Сам термин «эффект бабочки» принадлежит американскому математику Эдварду Лоренцу. В своей гипотезе он использовал образ бабочки, взмахивающей крыльями в глубине штата Айова и вызывающей тем самым цепь эффектов, суммирующихся по своей силе и направленности, что в итоге создает ливень в Индонезии. Он исходил из того, что в обыденном понимании хаос расценивают как беспорядок и неразбериху. На самом деле хаос − это вполне детерминированное поведение любой динамической системы, очень чувствительное к начальным условиям ее функционирования. Небольшие стартовые различия в них нередко рождают огромные различия в конечном состоянии. При этом важно, что иногда система на определенном этапе погружается в окончательный хаос, когда становится невозможным предсказывать, какие «малозаметные» и казавшиеся поначалу малозначимыми изменения в отдельных факторах начинают возникать внутри этой системы одно за другим, приводя к самым непредвиденным результатам, которые уже невозможно контролировать. Это положение хорошо иллюстрирует аналогия, высказанная одним из крупных мировых шахматистов: «Главное не то, на сколько ходов вперед ты думаешь, а то, как ты анализируешь текущую ситуацию». Процесс, основанный на высокой чувствительности результата к начальным условиям, получил в науке название «эффекта бабочки». Это хорошо отражает представление о том, что все патологическое рождается из того, что сначала было физиологическим. «Патологические явления есть не что иное, как преувеличенные физиологические явления» (П.Б. Ганнушкин, 1901).
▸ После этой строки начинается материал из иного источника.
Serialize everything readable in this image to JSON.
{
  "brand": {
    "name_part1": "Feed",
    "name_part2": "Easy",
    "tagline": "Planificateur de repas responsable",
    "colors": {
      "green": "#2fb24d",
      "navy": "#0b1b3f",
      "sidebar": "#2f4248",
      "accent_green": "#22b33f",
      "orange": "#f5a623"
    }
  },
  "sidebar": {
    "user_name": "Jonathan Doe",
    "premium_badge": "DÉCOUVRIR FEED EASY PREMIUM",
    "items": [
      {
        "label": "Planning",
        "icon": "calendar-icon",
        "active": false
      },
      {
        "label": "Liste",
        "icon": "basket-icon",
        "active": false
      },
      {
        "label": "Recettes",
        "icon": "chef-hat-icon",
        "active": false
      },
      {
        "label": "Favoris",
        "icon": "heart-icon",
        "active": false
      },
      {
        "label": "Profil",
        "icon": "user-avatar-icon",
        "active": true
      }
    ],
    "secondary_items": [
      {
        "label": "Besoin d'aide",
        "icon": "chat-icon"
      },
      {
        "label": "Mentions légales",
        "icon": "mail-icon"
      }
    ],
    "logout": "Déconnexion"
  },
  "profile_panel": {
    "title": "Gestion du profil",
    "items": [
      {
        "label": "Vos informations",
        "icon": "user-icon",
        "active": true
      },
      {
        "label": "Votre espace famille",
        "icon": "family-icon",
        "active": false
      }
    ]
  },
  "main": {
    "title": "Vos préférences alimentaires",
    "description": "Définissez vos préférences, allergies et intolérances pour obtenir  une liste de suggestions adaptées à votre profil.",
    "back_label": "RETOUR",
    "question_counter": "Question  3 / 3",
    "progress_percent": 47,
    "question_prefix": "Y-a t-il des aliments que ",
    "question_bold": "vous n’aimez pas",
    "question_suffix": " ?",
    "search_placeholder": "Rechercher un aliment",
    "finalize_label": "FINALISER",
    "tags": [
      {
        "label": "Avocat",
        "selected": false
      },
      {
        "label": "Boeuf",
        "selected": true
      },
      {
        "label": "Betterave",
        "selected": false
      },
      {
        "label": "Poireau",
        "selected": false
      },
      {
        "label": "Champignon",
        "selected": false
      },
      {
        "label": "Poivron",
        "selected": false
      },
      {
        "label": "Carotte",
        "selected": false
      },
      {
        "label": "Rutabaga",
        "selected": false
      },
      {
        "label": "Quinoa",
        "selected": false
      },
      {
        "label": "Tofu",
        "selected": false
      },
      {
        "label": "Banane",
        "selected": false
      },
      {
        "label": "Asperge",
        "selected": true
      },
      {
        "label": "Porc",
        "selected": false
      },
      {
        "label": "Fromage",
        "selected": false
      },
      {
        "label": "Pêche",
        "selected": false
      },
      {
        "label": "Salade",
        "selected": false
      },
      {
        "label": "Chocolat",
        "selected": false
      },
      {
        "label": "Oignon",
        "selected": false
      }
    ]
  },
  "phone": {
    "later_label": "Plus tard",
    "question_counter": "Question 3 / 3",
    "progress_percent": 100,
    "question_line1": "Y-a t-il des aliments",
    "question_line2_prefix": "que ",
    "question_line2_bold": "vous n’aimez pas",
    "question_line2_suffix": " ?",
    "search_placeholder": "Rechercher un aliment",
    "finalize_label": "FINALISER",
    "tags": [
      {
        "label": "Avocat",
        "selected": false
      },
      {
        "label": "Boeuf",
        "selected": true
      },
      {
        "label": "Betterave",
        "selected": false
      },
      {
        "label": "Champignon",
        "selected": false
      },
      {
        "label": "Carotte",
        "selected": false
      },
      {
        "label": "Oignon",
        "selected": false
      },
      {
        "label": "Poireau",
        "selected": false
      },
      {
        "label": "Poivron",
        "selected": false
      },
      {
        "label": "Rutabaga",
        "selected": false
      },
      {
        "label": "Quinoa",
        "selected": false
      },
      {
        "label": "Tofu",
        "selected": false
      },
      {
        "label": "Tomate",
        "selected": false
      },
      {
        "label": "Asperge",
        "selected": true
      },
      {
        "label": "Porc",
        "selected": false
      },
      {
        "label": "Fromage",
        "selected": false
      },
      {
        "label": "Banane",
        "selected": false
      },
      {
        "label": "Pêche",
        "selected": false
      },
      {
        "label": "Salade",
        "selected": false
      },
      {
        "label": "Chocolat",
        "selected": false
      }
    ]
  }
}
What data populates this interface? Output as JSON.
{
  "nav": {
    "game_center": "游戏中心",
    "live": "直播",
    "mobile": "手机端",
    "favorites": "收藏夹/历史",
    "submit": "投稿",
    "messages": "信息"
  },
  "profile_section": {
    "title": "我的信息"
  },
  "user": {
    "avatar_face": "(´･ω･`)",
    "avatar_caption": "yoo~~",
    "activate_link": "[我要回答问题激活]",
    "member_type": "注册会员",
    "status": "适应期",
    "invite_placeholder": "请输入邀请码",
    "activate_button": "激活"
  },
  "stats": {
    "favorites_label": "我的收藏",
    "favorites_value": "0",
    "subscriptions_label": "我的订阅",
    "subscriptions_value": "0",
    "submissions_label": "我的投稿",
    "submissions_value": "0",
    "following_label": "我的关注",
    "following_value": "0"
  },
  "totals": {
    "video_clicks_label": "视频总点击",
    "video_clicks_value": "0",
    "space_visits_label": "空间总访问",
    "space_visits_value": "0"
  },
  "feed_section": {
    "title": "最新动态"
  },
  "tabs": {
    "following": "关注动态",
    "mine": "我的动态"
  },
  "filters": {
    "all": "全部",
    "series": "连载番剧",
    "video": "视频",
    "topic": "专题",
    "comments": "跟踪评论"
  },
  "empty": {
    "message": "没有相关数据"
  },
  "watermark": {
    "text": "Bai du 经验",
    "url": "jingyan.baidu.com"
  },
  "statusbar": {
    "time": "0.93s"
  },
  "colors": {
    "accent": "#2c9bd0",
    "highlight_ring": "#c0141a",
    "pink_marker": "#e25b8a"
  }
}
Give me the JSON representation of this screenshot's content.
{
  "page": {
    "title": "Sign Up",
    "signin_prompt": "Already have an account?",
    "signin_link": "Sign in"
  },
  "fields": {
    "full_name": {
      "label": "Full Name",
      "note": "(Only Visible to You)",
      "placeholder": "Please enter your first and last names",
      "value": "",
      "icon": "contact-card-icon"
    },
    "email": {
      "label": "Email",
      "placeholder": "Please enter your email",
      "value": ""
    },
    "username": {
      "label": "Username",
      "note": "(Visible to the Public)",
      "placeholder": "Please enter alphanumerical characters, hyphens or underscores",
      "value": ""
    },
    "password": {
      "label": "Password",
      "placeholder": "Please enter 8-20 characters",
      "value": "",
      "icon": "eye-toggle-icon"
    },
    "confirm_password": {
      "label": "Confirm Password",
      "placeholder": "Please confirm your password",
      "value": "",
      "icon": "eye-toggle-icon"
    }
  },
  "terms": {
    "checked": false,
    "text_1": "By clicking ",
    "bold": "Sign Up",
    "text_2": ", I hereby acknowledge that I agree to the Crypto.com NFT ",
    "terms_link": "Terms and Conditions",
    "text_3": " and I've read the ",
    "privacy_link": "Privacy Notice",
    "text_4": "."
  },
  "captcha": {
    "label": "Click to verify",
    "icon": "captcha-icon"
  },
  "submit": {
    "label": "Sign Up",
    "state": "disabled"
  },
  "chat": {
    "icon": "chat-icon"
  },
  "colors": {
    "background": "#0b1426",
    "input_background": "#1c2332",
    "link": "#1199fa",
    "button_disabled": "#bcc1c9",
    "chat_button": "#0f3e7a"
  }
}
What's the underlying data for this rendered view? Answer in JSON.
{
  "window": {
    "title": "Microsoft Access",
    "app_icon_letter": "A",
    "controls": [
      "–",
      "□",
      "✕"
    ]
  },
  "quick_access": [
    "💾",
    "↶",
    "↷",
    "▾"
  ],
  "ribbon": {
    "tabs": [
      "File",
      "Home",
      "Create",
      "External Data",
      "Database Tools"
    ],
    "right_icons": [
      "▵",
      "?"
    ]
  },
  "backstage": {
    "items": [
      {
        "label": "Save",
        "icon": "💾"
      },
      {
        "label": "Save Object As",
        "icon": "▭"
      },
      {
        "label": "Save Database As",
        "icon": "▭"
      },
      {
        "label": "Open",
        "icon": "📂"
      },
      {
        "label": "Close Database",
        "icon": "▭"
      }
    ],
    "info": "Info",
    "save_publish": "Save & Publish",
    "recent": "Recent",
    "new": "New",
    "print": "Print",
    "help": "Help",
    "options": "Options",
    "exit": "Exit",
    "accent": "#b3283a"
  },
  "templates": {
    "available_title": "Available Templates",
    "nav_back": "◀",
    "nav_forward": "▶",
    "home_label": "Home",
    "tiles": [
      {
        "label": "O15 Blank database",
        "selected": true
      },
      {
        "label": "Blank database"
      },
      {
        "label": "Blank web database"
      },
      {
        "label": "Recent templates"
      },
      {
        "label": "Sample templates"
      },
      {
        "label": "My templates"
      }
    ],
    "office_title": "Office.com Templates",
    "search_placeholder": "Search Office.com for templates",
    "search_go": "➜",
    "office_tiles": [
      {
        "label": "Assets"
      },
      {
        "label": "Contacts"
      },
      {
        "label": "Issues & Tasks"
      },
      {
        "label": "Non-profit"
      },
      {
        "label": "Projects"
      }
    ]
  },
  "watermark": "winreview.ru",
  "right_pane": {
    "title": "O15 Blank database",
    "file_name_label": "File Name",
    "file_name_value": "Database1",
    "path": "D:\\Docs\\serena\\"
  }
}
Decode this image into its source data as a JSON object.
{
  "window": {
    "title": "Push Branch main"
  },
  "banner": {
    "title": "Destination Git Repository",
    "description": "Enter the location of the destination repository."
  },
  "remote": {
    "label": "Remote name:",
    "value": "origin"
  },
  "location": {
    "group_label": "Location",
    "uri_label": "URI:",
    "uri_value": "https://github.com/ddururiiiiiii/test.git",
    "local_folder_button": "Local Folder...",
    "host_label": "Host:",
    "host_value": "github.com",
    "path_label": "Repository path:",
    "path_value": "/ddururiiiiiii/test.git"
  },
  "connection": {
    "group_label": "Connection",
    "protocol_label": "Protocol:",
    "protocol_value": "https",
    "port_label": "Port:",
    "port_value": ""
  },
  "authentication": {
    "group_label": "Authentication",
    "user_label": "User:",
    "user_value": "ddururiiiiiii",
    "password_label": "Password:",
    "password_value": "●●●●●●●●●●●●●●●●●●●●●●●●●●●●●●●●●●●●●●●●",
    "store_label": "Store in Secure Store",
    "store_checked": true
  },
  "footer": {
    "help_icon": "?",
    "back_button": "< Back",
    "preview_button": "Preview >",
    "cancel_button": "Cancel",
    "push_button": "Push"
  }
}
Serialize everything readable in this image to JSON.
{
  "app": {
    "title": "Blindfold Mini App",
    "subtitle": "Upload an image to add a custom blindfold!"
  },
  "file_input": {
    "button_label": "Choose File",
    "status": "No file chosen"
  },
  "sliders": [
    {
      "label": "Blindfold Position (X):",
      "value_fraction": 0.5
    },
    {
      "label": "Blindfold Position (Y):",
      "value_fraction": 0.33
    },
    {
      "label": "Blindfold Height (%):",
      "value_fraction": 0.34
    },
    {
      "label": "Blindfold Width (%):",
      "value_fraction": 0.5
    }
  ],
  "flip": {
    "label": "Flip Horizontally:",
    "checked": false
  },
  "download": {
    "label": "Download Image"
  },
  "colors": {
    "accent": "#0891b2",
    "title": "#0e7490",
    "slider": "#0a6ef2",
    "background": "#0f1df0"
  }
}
Предшественником теории Э. Лоренца, сформулированной в 1961 году, был Рэй Брэдбери, написавший в 1952 году рассказ «И грянул гром» о путешественнике, нарушившим предупреждение – не сходить с пешеходной тропы ни при каких обстоятельствах. Но он сошел – и наступил на бабочку, гибель которой в далёком прошлом изменяет мир очень далекого будущего. Эта теория дорабатывалась Э. Лоренцем до логически стройной, последовательной и убедительно описанной структуры, основанной на многочисленных наблюдениях из различных сфер человеческой деятельности и их математическом анализе. В статье, опубликованной в 1972 году, Э. Лоренц описал свою теорию с кратким и емким названием: «Предсказуемость: может ли взмах крыльев бабочки в Бразилии вызвать торнадо в Техасе?». Сегодня уже есть различные экспериментальные подтверждения существования «эффекта бабочки» в природе. Например, этим эффектом описываются многие процессы в атмосфере Земли, создающие все еще не вполне предсказуемые погодные явления.
Представляется, что и многие случаи психосоматических расстройств в своем развитии также предполагают такой эффект, что подтверждается клинической практикой и внимательным анализом таких случаев. Это вполне в духе «теоремы № 2», сформулированной Хайнцем Ферстером (H. Foerster, 1985): «Жесткие науки» успешны потому, что они занимаются «мягкими проблемами», а «мягкие науки» испытывают большие трудности потому, что они должны иметь дело с «жесткими проблемами».